27 novembre 2020
Aggiornato 13:00
Intelligenza artificiale

AI Forum Live 2020: intelligenza artificiale per le imprese

Oltre 50 relatori e più di 1000 partecipanti che hanno trascorso una media di oltre 184 minuti su Liveforum.space e totalizzato 3.125 accessi per la speciale edizione digitale 2020

PieroPoccianti_Presidente AIxIA
PieroPoccianti_Presidente AIxIA Ufficio Stampa

Si è conclusa la speciale edizione interamente digitale dell’AI Forum Live. L’evento, promosso da AIxIA, l’Associazione Italiana per l’Intelligenza Artificiale, e organizzato in collaborazione con Digital Events, ha visto la partecipazione di oltre 50 relatori e più di 1000 visitatori unici che hanno trascorso una media di oltre 184 minuti su Liveforum.space e totalizzato 3.125 accessi.
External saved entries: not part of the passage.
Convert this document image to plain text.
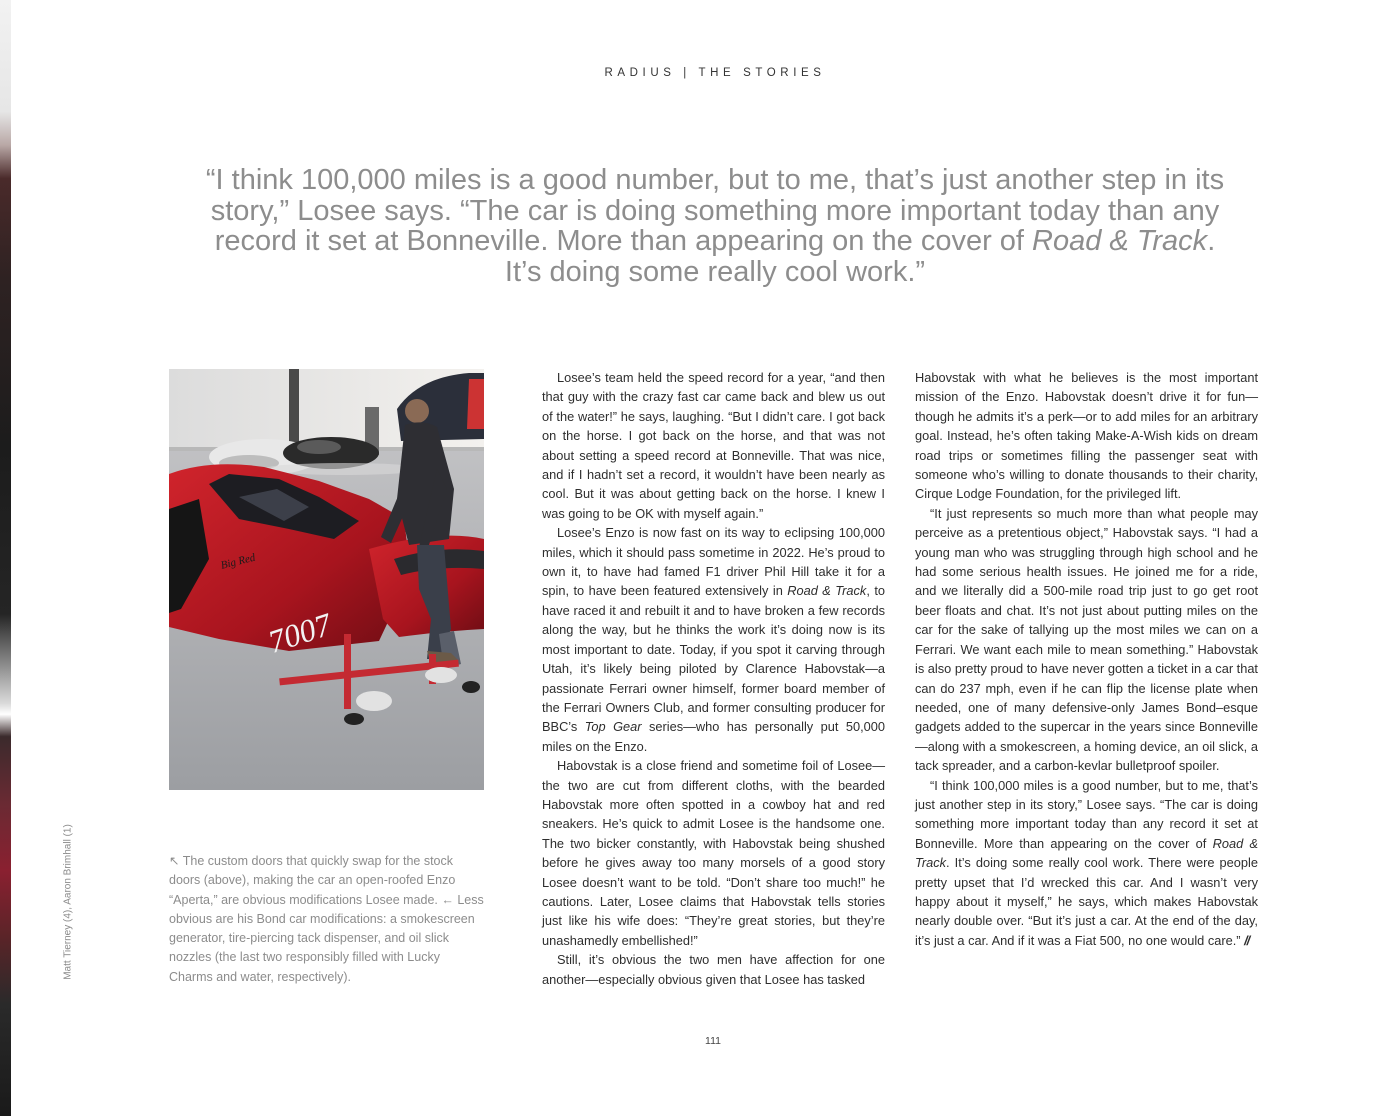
RADIUS | THE STORIES
“I think 100,000 miles is a good number, but to me, that’s just another step in its story,” Losee says. “The car is doing something more important today than any record it set at Bonneville. More than appearing on the cover of Road & Track. It’s doing some really cool work.”
7007
Big Red
Matt Tierney (4), Aaron Brimhall (1)	↖ The custom doors that quickly swap for the stock doors (above), making the car an open-roofed Enzo “Aperta,” are obvious modifications Losee made. ← Less obvious are his Bond car modifications: a smokescreen generator, tire-piercing tack dispenser, and oil slick nozzles (the last two responsibly filled with Lucky Charms and water, respectively).

Losee’s team held the speed record for a year, “and then that guy with the crazy fast car came back and blew us out of the water!” he says, laughing. “But I didn’t care. I got back on the horse. I got back on the horse, and that was not about setting a speed record at Bonneville. That was nice, and if I hadn’t set a record, it wouldn’t have been nearly as cool. But it was about getting back on the horse. I knew I was going to be OK with myself again.”

Losee’s Enzo is now fast on its way to eclipsing 100,000 miles, which it should pass sometime in 2022. He’s proud to own it, to have had famed F1 driver Phil Hill take it for a spin, to have been featured extensively in Road & Track, to have raced it and rebuilt it and to have broken a few records along the way, but he thinks the work it’s doing now is its most important to date. Today, if you spot it carving through Utah, it’s likely being piloted by Clarence Habovstak—a passionate Ferrari owner himself, former board member of the Ferrari Owners Club, and former consulting producer for BBC’s Top Gear series—who has personally put 50,000 miles on the Enzo.

Habovstak is a close friend and sometime foil of Losee—the two are cut from different cloths, with the bearded Habovstak more often spotted in a cowboy hat and red sneakers. He’s quick to admit Losee is the handsome one. The two bicker constantly, with Habovstak being shushed before he gives away too many morsels of a good story Losee doesn’t want to be told. “Don’t share too much!” he cautions. Later, Losee claims that Habovstak tells stories just like his wife does: “They’re great stories, but they’re unashamedly embellished!”

Still, it’s obvious the two men have affection for one another—especially obvious given that Losee has tasked

Habovstak with what he believes is the most important mission of the Enzo. Habovstak doesn’t drive it for fun—though he admits it’s a perk—or to add miles for an arbitrary goal. Instead, he’s often taking Make-A-Wish kids on dream road trips or sometimes filling the passenger seat with someone who’s willing to donate thousands to their charity, Cirque Lodge Foundation, for the privileged lift.

“It just represents so much more than what people may perceive as a pretentious object,” Habovstak says. “I had a young man who was struggling through high school and he had some serious health issues. He joined me for a ride, and we literally did a 500-mile road trip just to go get root beer floats and chat. It’s not just about putting miles on the car for the sake of tallying up the most miles we can on a Ferrari. We want each mile to mean something.” Habovstak is also pretty proud to have never gotten a ticket in a car that can do 237 mph, even if he can flip the license plate when needed, one of many defensive-only James Bond–esque gadgets added to the supercar in the years since Bonneville—along with a smokescreen, a homing device, an oil slick, a tack spreader, and a carbon-kevlar bulletproof spoiler.

“I think 100,000 miles is a good number, but to me, that’s just another step in its story,” Losee says. “The car is doing something more important today than any record it set at Bonneville. More than appearing on the cover of Road & Track. It’s doing some really cool work. There were people pretty upset that I’d wrecked this car. And I wasn’t very happy about it myself,” he says, which makes Habovstak nearly double over. “But it’s just a car. At the end of the day, it’s just a car. And if it was a Fiat 500, no one would care.” //

111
Dati che raccontano il successo di un evento unico in Italia che ha accolto 2 Conferenze Plenarie, 6 Innovation Roundtable e 8 Workshop dando appuntamento il prossimo 8 aprile a Milano.

Obiettivo dell'AI Forum

«L’AI Forum nasce con l’obiettivo di mettere in contatto il mondo della ricerca con quello delle aziende perché riteniamo che la cooperazione sia una leva indispensabile per lo sviluppo del nostro Paese. - dichiara Piero Poccianti, presidente AIxIA - Quest'anno, oltre a mettere in luce i traguardi che la disciplina ha raggiunto, i limiti che ancora presenta e i principali settori applicativi in cui può essere impiegata, abbiamo affrontato il tema dello sviluppo sostenibile e il contributo che l'Intelligenza Artificiale può fornire per raggiungere i 17 obiettivi di sviluppo sostenibile promossi dall'ONU. I vari interventi hanno dimostrato che, soprattutto in momenti di crisi come quello che stiamo vivendo, siamo capaci di inventare nuove sinergie e collaborazioni in quella modalità creativa che caratterizza da sempre l’Italia».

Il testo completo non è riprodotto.